L'histoire :
Le 17 juillet 1978, deux voitures ornées de deux drapeaux différents arrivent devant le Palais des Congrès dans la ville de Baguio City, aux Philippines. De la voiture rouge soviétique, sort le jeune champion d’échecs Anatoli Karpov, champion du monde en titre. De la voiture blanche suisse, sort Viktor Korchnoï, dissident et exilé politique, anciennement soviétique, qui défend désormais les couleurs de la Suisse. Enfin, d’une voiture noire officielle, sort le président dictateur Ferdinand Marcos, venu assister à la confrontation d’échecs que son pays à l’honneur d’accueillir. Dès son arrivée sur scène, pour la première partie, Korchnoï frise l’incident diplomatique. Il arrache le drapeau soviétique qu’on a mis de son côté de la table, pour le remplacer par un drapeau suisse. Le ton est donné : la confrontation sera surtout politique. La délégation soviétique est pléthorique : un colonel, le champion letton Maikhaïl Tal, mais aussi un parapsychologue, un cuisinier, un préparateur physique, un médecin, un attaché de presse, deux interprètes, six agents du KGB… Kortchnoï, est juste accompagné de sa future femme et de deux grands maîtres d’échecs anglais : Raymond Keen et Michael Stean. Tandis que le premier match commence dans une tension extrême, non loin du palais des congrès, un vieux prisonnier depuis 1945, Benjamin Faure-Rojo, emprisonné pour un triple homicide qu’il n’a pas commis, découvre avec stupeur l’évènement dans un article de presse…

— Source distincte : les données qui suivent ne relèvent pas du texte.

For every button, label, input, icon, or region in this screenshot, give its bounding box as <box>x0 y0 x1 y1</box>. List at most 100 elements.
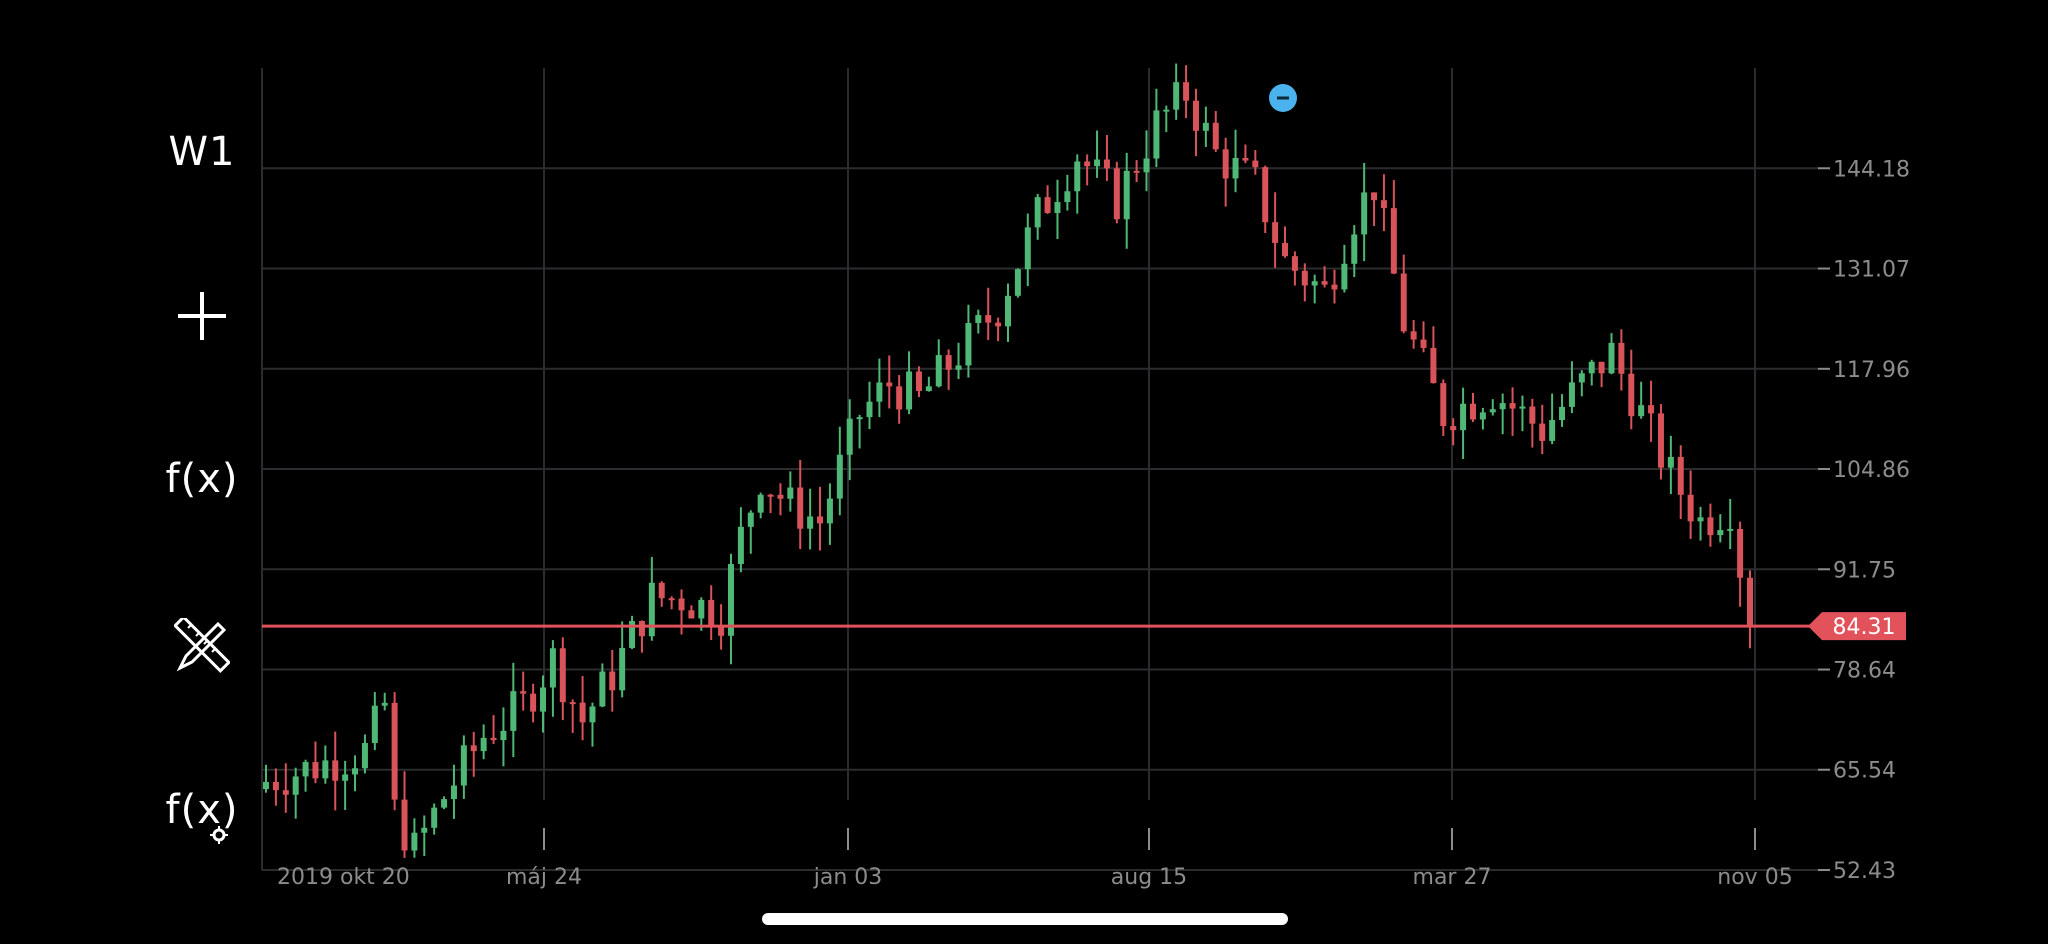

Ce qu'on en pense sur la planète BD :
Dix ans après Monsieur Lévine, le catalan Toni Carbos adapte en BD le roman de Javier Cosnava, qui focalise sur une édition de championnats du monde d’échecs qui est restée dans la postérité. C’est authentique : en 1978, aux Philippines, le jeune champion soviétique Anatoli Karpov défendait son titre face à un ex-compatriote dissident désormais suisse, Viktor Korchnoï. Après des années de lutte de Korchnoï pour se libérer du carcan soviétique, les tensions politiques furent à leur paroxysme. La délégation soviétique comptait authentiquement des agents du KGB et un parapsychologue, qui cherchait à influencer la partie en faveur de Karpov ! Retransmise en public comme un grand évènement sportif, la confrontation a duré… 3 mois, en 32 parties très disputées et avec pas mal de retournements de situation. L’Histoire ne dit pas si la parapsychologie l’a réellement influencée… mais Karpov l’a remportée. Cosnava/Carbos alternent la retranscription de ce fameux match d’un autre arc narratif en thriller. Un vieux prisonnier, Benjamin Faure-Rojo, lui aussi joueur d’échecs, sort de taule pour accomplir sa vengeance. A vrai dire, les deux histoires s’entremêlent assez mal, en raison d’un découpage narratif peu fonctionnel, peu immersif et parfois confus. On ne se passionne vraiment ni pour la partie d’échec qui piétine, ni pour l’affaire Faure-Rojo, quelque peu alambiquée. C’est dommage, car à quelques pétouilles près, le dessin semi-réaliste est plutôt abouti, régulier et équilibré dans ses cadrages. Il est judicieusement complété par une colorisation qui fait dominer deux teintes majeures : bleu-gris foncé et rouge soviétique…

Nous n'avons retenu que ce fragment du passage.